What is TWO?
The Work Office (TWO) is a multidisciplinary art project disguised as an employment agency. Informed by the Works Progress Administration (WPA) of the Great Depression in the 1930s, TWO is a gesture to "make work" for visual and performing artists, writers, and others by giving them simple, idea-based assignments to explore, document, or improve life in New York. From a central office, TWO's administrators will interview, register, and hire employees; assign, collect, and exhibit work; and distribute Depression-era wages to employees during weekly Payday Parties.
TWO Process
TWO’s administrators will manage all aspects of the project, including oversight of the office and website. As the project’s lead artists, they will perform the dull bureaucratic work that ensures that their employees make artwork.
Prospective employees are invited to submit their application online, be interviewed, and, once hired, choose one of our assignments (see "
Apply" and "
Work" pages for a complete list and examples). Employees will have a week to turn in their assignment, for which they will be paid $23.50, the weekly wage for an artist in the Federal One Project (the arts division of the WPA)
TWO's Administrators
TWO Events
TWO will hold a Payday Party each Friday evening in July–the 10th, 17th, and 24th from 6-8 pm–at the office. Employees will collect their wages and the public will be invited to view the week’s works and learn about the project. The Payday Parties are inspired by the socializing that occurred between artists as they waited in line to collect their wages at their local WPA office.
TWO will hold public office hours at 112 West 44th St, New York, from July 3rd-26th, Wednesdays 4-8 pm, Thursdays 1-8 pm, Fridays 12-8 pm, Saturdays 12-8 pm, and Sundays 12-6 pm.

Why TWO?
TWO is based on the idea of "making work" (WPA terminology) for artists to "make work" (artist terminology). The project was born of an appreciation for the WPA and recurring comparisons in the news media between that era and today. With the current economic recession in mind, TWO revisits the approach the 1930s federal government took to alleviate the effects of the Depression on daily life. Artists were employed to make art–alongside infrastructure and other projects to rebuild the country–and were seen as a valuable labor force. Despite recent wistful references to the WPA, it seems implausible in contemporary U.S. culture that artists would be remunerated for their work in this way. TWO is a wry realization of this model.

Naomi Miller is a photography-based artist living and working in Brooklyn, NY. She received her BA in English and studio art at Clark University, Worcester, MA in 1996. In 2004 she graduated from the San Francisco Art Institute with an MFA in photography. Recent group exhibitions include the Creative Arts Workshop, New Haven, CT; WORKS/San Jose, San Jose, CA; Five Points Arthouse, San Francisco, CA; and Printed Matter, New York, NY. She is a regular contributor of text and images to the Satellite publication (a project of artist Jon Rubin). A blog about her self-designed residency—the Iron Maiden Tour & Residency, in which she visits friends around the country in order to make work—is accessible at http://naomiller.com.
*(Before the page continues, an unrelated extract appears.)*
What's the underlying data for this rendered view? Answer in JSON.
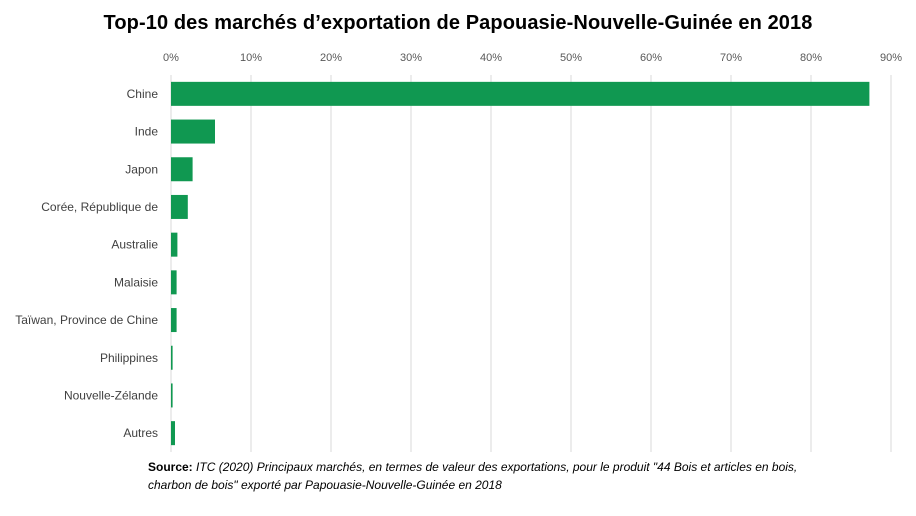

Katarina Jerinic’s mixed media, photography and ephemeral participant-based installations center on invented explorations of urban space. She was a participant in the Bronx Museum’s Artist in the Marketplace program and has completed residencies at MacDowell Colony and the Experimental Television Center. She has an MFA from School of Visual Arts in Photography and Related Media (2002) and a BA from American University in American History (1995). Her work has been recently included in exhibitions at Rotunda Gallery, Brooklyn, NY; the Brooklyn Arts Council Gallery, Brooklyn, NY; the Bronx Museum of the Arts, Bronx, NY; the Fox Art Gallery, University of Pennsylvania, Philadelphia, PA; Gallery Aferro, Newark, NJ; the Center for Book Arts, New York, NY; the DUMBO Art Under the Bridge Festival, Brooklyn, NY and Mills Gallery at Boston Center for the Arts, Boston, MA. She currently lives and works in Brooklyn, NY.